Chalabala builds up this last scene with growing passion 
          as the couple finally unite in love. For Neumann they are Pelléas 
          and Mélisande-like figures, no less passionate yet also helpless. 
          This scene is deeply moving in both interpretations and each conductor 
          has singers to match his conception. 
        
 
        
So, to sum up, with Chalabala this is the story of 
          Rusalka alone, of her desire for human love and passion, of her inability 
          to obtain it and the tragic consequences. The various scenes with the 
          Witch, the Gamekeeper and the Turnspit, not to speak of all the festivities 
          at the castle are, as it were, a pictorial backdrop to Rusalka’s story. 
          For Neumann, Rusalka’s quest is doomed to failure because of all the 
          adverse forces pitted against her. So in his vision, what for Chalabala 
          is a mere backdrop, is raised to the level of a protagonist. If Chalabala 
          may seem incomparable in those very aspects of the opera for which it 
          is most loved, he can give the impression that much else is just agreeable 
          time-filling. (The fact that he died only a couple of months after finishing 
          the recording may have something to do with its valedictory air; was 
          his health already deteriorating?). Under Neumann the opera appears 
          as an integrated whole. It is a more “modern”, perhaps more “Mahlerian” 

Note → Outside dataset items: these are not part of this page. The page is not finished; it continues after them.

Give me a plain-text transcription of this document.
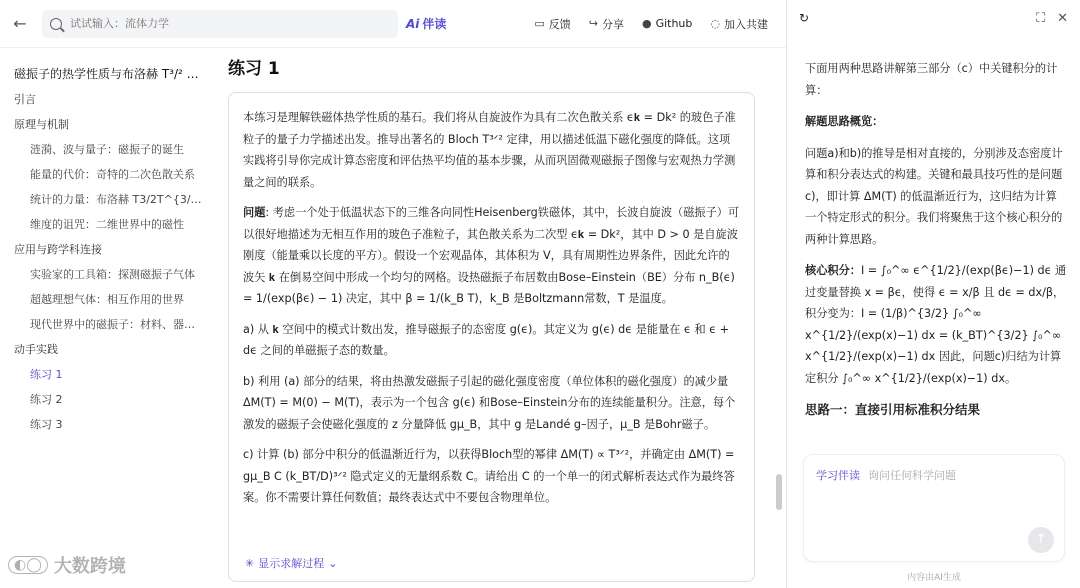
←
试试输入：流体力学	Ai 伴读	▭ 反馈 ↪ 分享 ● Github ◌ 加入共建
磁振子的热学性质与布洛赫 T³/² …
引言
原理与机制
涟漪、波与量子：磁振子的诞生
能量的代价：奇特的二次色散关系
统计的力量：布洛赫 T3/2T^{3/…
维度的诅咒：二维世界中的磁性
应用与跨学科连接
实验家的工具箱：探测磁振子气体
超越理想气体：相互作用的世界
现代世界中的磁振子：材料、器…
动手实践
练习 1
练习 2
练习 3
练习 1

本练习是理解铁磁体热学性质的基石。我们将从自旋波作为具有二次色散关系 ϵ𝐤 = Dk² 的玻色子准粒子的量子力学描述出发。推导出著名的 Bloch T³ᐟ² 定律，用以描述低温下磁化强度的降低。这项实践将引导你完成计算态密度和评估热平均值的基本步骤，从而巩固微观磁振子图像与宏观热力学测量之间的联系。

问题: 考虑一个处于低温状态下的三维各向同性Heisenberg铁磁体，其中，长波自旋波（磁振子）可以很好地描述为无相互作用的玻色子准粒子，其色散关系为二次型 ϵ𝐤 = Dk²，其中 D > 0 是自旋波刚度（能量乘以长度的平方）。假设一个宏观晶体，其体积为 V，具有周期性边界条件，因此允许的波矢 𝐤 在倒易空间中形成一个均匀的网格。设热磁振子布居数由Bose–Einstein（BE）分布 n_B(ϵ) = 1/(exp(βϵ) − 1) 决定，其中 β = 1/(k_B T)，k_B 是Boltzmann常数，T 是温度。

a) 从 𝐤 空间中的模式计数出发，推导磁振子的态密度 g(ϵ)。其定义为 g(ϵ) dϵ 是能量在 ϵ 和 ϵ + dϵ 之间的单磁振子态的数量。

b) 利用 (a) 部分的结果，将由热激发磁振子引起的磁化强度密度（单位体积的磁化强度）的减少量 ΔM(T) = M(0) − M(T)，表示为一个包含 g(ϵ) 和Bose–Einstein分布的连续能量积分。注意，每个激发的磁振子会使磁化强度的 z 分量降低 gμ_B，其中 g 是Landé g–因子，μ_B 是Bohr磁子。

c) 计算 (b) 部分中积分的低温渐近行为，以获得Bloch型的幂律 ΔM(T) ∝ T³ᐟ²，并确定由 ΔM(T) = gμ_B C (k_BT/D)³ᐟ² 隐式定义的无量纲系数 C。请给出 C 的一个单一的闭式解析表达式作为最终答案。你不需要计算任何数值；最终表达式中不要包含物理单位。

✳ 显示求解过程 ⌄
↻	⛶ ✕

下面用两种思路讲解第三部分（c）中关键积分的计算：

解题思路概览：

问题a)和b)的推导是相对直接的，分别涉及态密度计算和积分表达式的构建。关键和最具技巧性的是问题c)，即计算 ΔM(T) 的低温渐近行为，这归结为计算一个特定形式的积分。我们将聚焦于这个核心积分的两种计算思路。

核心积分：I = ∫₀^∞ ϵ^{1/2}/(exp(βϵ)−1) dϵ 通过变量替换 x = βϵ，使得 ϵ = x/β 且 dϵ = dx/β，积分变为：I = (1/β)^{3/2} ∫₀^∞ x^{1/2}/(exp(x)−1) dx = (k_BT)^{3/2} ∫₀^∞ x^{1/2}/(exp(x)−1) dx 因此，问题c)归结为计算定积分 ∫₀^∞ x^{1/2}/(exp(x)−1) dx。

思路一：直接引用标准积分结果

学习伴读 询问任何科学问题
↑
内容由AI生成
◐◯ 大数跨境
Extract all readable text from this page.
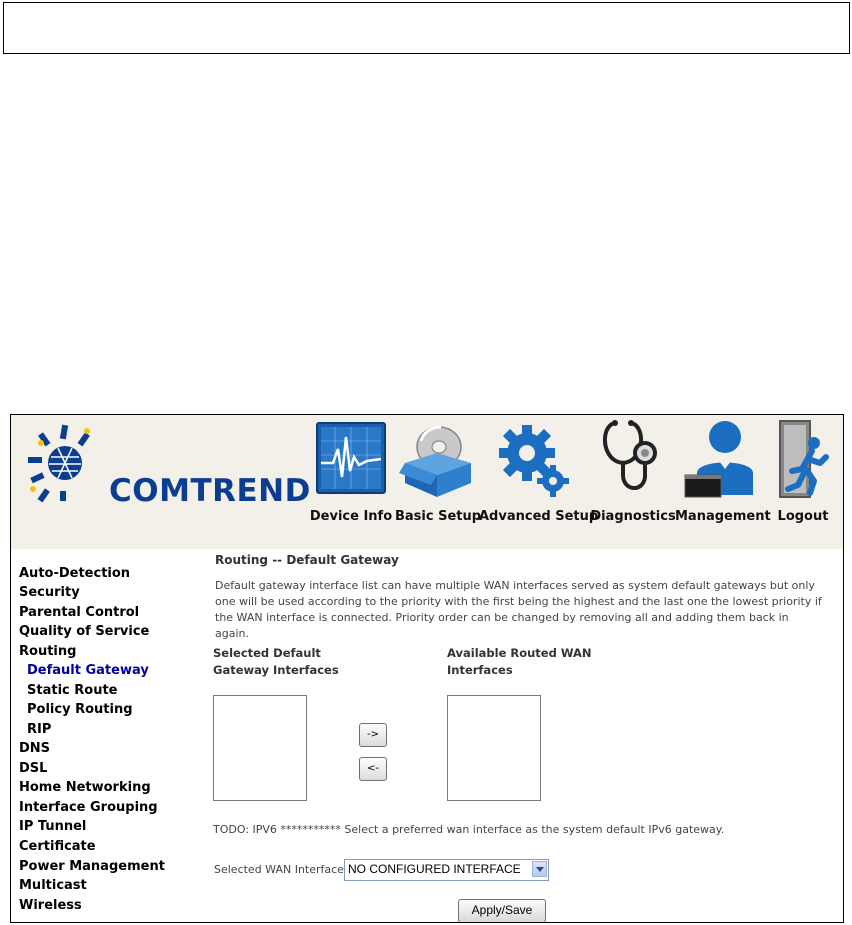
COMTREND
Device Info Basic Setup
Advanced Setup
Diagnostics Management Logout
Auto-Detection
Security
Parental Control
Quality of Service
Routing
Default Gateway
Static Route
Policy Routing
RIP
DNS
DSL
Home Networking
Interface Grouping
IP Tunnel
Certificate
Power Management
Multicast
Wireless
Routing -- Default Gateway
Default gateway interface list can have multiple WAN interfaces served as system default gateways but only one will be used according to the priority with the first being the highest and the last one the lowest priority if the WAN interface is connected. Priority order can be changed by removing all and adding them back in again.
Selected Default
Gateway Interfaces
Available Routed WAN
Interfaces
->
<-
TODO: IPV6 *********** Select a preferred wan interface as the system default IPv6 gateway.
Selected WAN Interface NO CONFIGURED INTERFACE
Apply/Save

          interpretation. Chalabala has a stronger Rusalka but Beňačková 
          comes into her own in the third act. Neumann’s Prince is a weakness 
          but Chalabala’s is not exactly a strength. With 
          equal honours for the Watersprite and certain minor, but important, 
          parts notably superior with Neumann (Ježibaba, the foreign Princess) 
          as well as warmer, more spacious recording (but if it’s state-of-the-art 
          sound you’re after you’ll want Mackerras), the 
          scales would seem to be tipped very slightly in favour of Neumann. Strange. 

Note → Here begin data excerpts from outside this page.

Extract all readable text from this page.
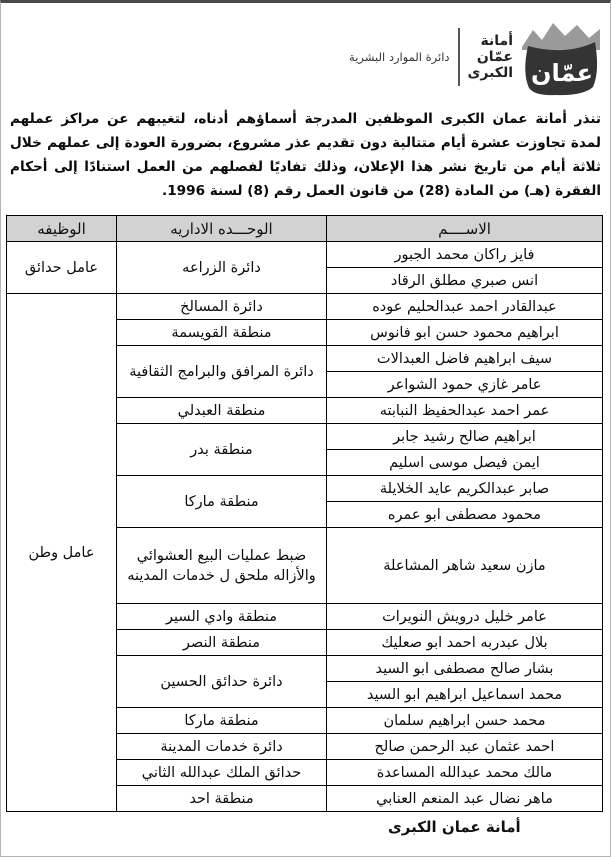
عمّان
أمانة
عمّان
الكبرى
دائرة الموارد البشرية

تنذر أمانة عمان الكبرى الموظفين المدرجة أسماؤهم أدناه، لتغيبهم عن مراكز عملهم لمدة تجاوزت عشرة أيام متتالية دون تقديم عذر مشروع، بضرورة العودة إلى عملهم خلال ثلاثة أيام من تاريخ نشر هذا الإعلان، وذلك تفاديًا لفصلهم من العمل استنادًا إلى أحكام الفقرة (هـ) من المادة (28) من قانون العمل رقم (8) لسنة 1996.

الاســــم	الوحـــده الاداريه	الوظيفه
فايز راكان محمد الجبور	دائرة الزراعه	عامل حدائق
انس صبري مطلق الرقاد		
عبدالقادر احمد عبدالحليم عوده	دائرة المسالخ	عامل وطن
ابراهيم محمود حسن ابو فانوس	منطقة القويسمة	
سيف ابراهيم فاضل العبدالات	دائرة المرافق والبرامج الثقافية	
عامر غازي حمود الشواعر		
عمر احمد عبدالحفيظ النبابته	منطقة العبدلي	
ابراهيم صالح رشيد جابر	منطقة بدر	
ايمن فيصل موسى اسليم		
صابر عبدالكريم عايد الخلايلة	منطقة ماركا	
محمود مصطفى ابو عمره		
مازن سعيد شاهر المشاعلة	ضبط عمليات البيع العشوائي والأزاله ملحق ل خدمات المدينه	
عامر خليل درويش النويرات	منطقة وادي السير	
بلال عبدربه احمد ابو صعليك	منطقة النصر	
بشار صالح مصطفى ابو السيد	دائرة حدائق الحسين	
محمد اسماعيل ابراهيم ابو السيد		
محمد حسن ابراهيم سلمان	منطقة ماركا	
احمد عثمان عبد الرحمن صالح	دائرة خدمات المدينة	
مالك محمد عبدالله المساعدة	حدائق الملك عبدالله الثاني	
ماهر نضال عبد المنعم العنابي	منطقة احد	
أمانة عمان الكبرى
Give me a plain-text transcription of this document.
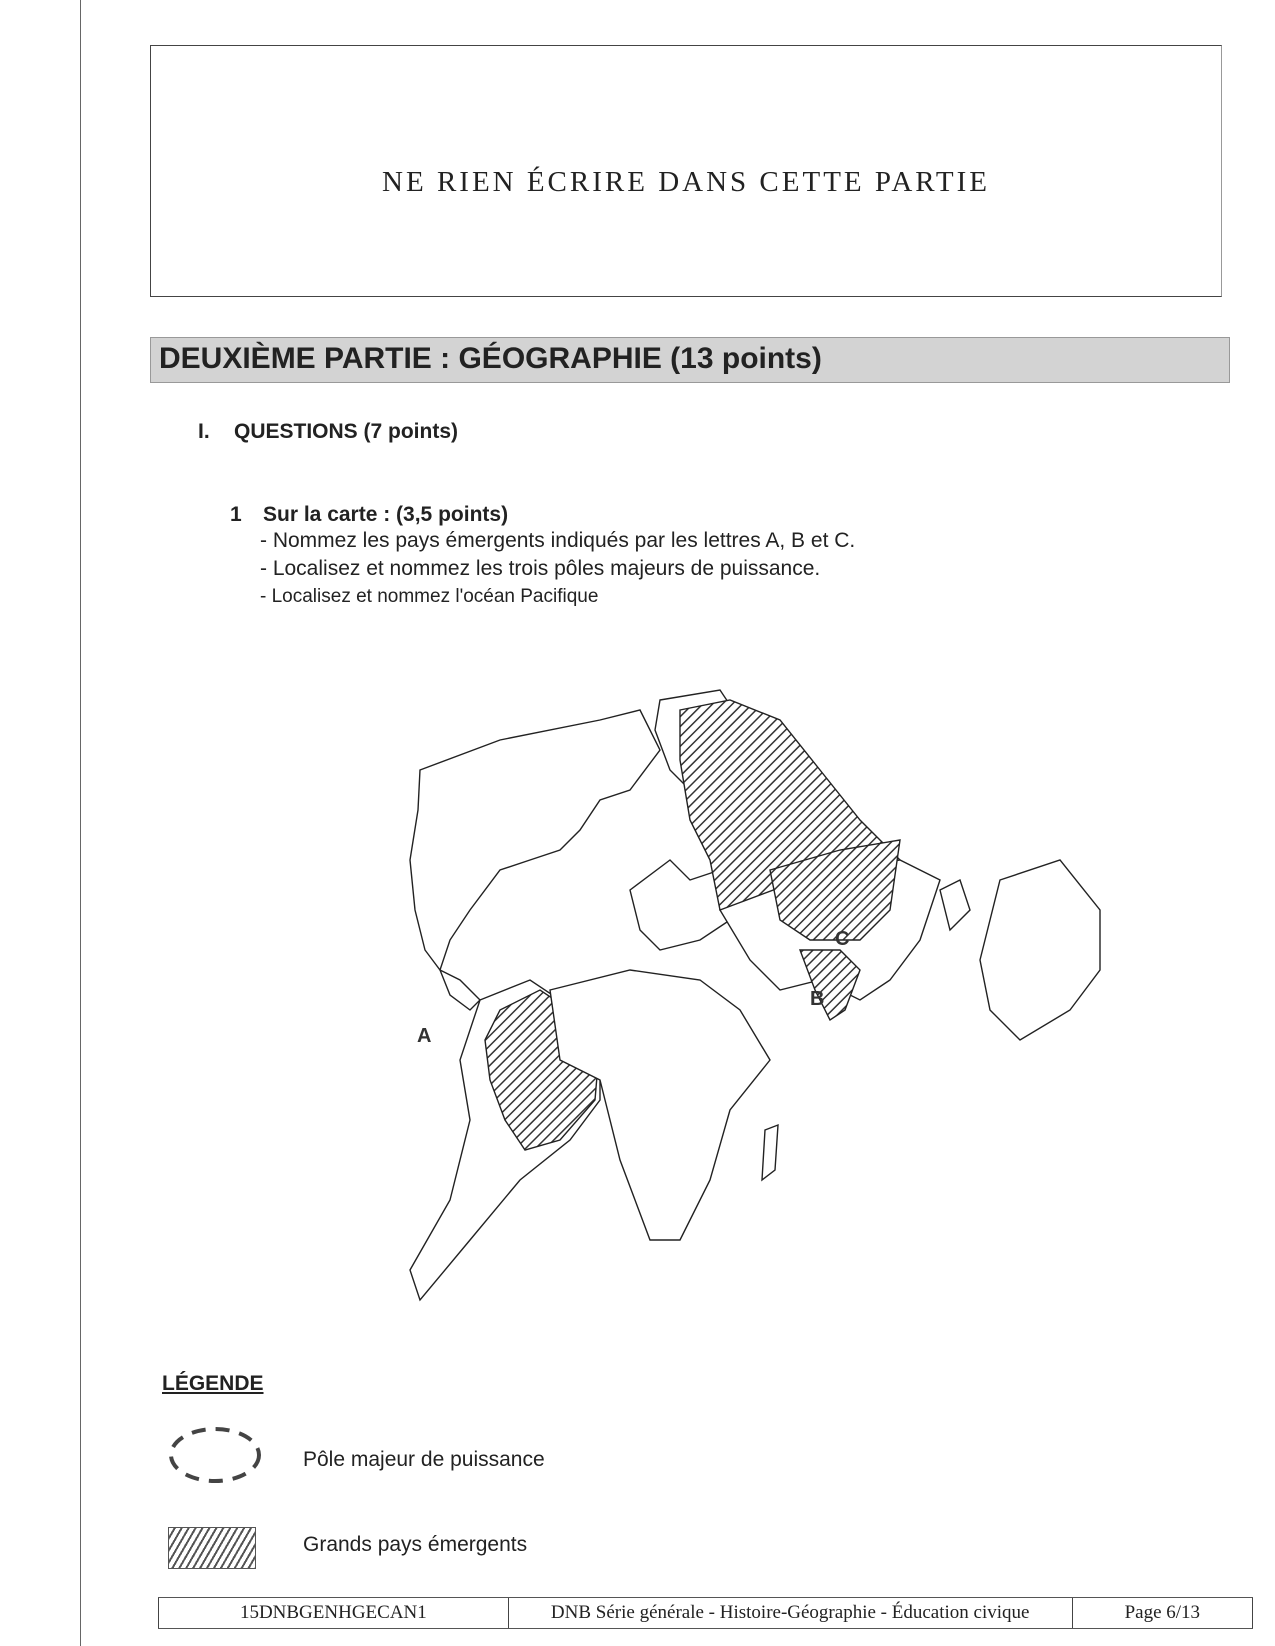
NE RIEN ÉCRIRE DANS CETTE PARTIE
DEUXIÈME PARTIE : GÉOGRAPHIE (13 points)
I. QUESTIONS (7 points)
1 Sur la carte : (3,5 points)
- Nommez les pays émergents indiqués par les lettres A, B et C.
- Localisez et nommez les trois pôles majeurs de puissance.
- Localisez et nommez l'océan Pacifique
A
B
C
LÉGENDE
Pôle majeur de puissance
Grands pays émergents
15DNBGENHGECAN1	DNB Série générale - Histoire-Géographie - Éducation civique	Page 6/13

          I set about my comparisons convinced I was going to find in Chalabala 
          the stick with which to beat Neumann, but that I would prefer Beňačková’s 
          Rusalka. It has been a salutary experience to have to revise 
          my views so completely. However, the Chalabala does represent an incredible 
          bargain, since it is on two budget price CDs as opposed to three more 
          expensive ones (and to think that originally the Neumann gained because 
          it was on three LPs instead of Chalabala’s four!). Timed at 158’ 00" 
          the Neumann could presumably never be squeezed onto two CDs – it would 
          mean snipping the opera exactly in the middle without regard for the 
          musical sense. And Mackerras, at 162’ 58", is longer still. The 
          Rahbari is on two CDs. 
        
 
        
The Chalabala set comes with a good essay in four languages, 
          notes on the performers and, in a second booklet which I didn’t 
          find till I had reached the second CD, is the libretto, also in four 
          languages. The same translation has been doing yeoman’s service for 
          both recordings over the last forty years; it’s a bit stilted (as my 
          examples may have shown) but it’ll do. This is a recording which instilled 
          in me a love for the opera which has so far not died; at this cheap 
          price it will surely do the same for many new listeners.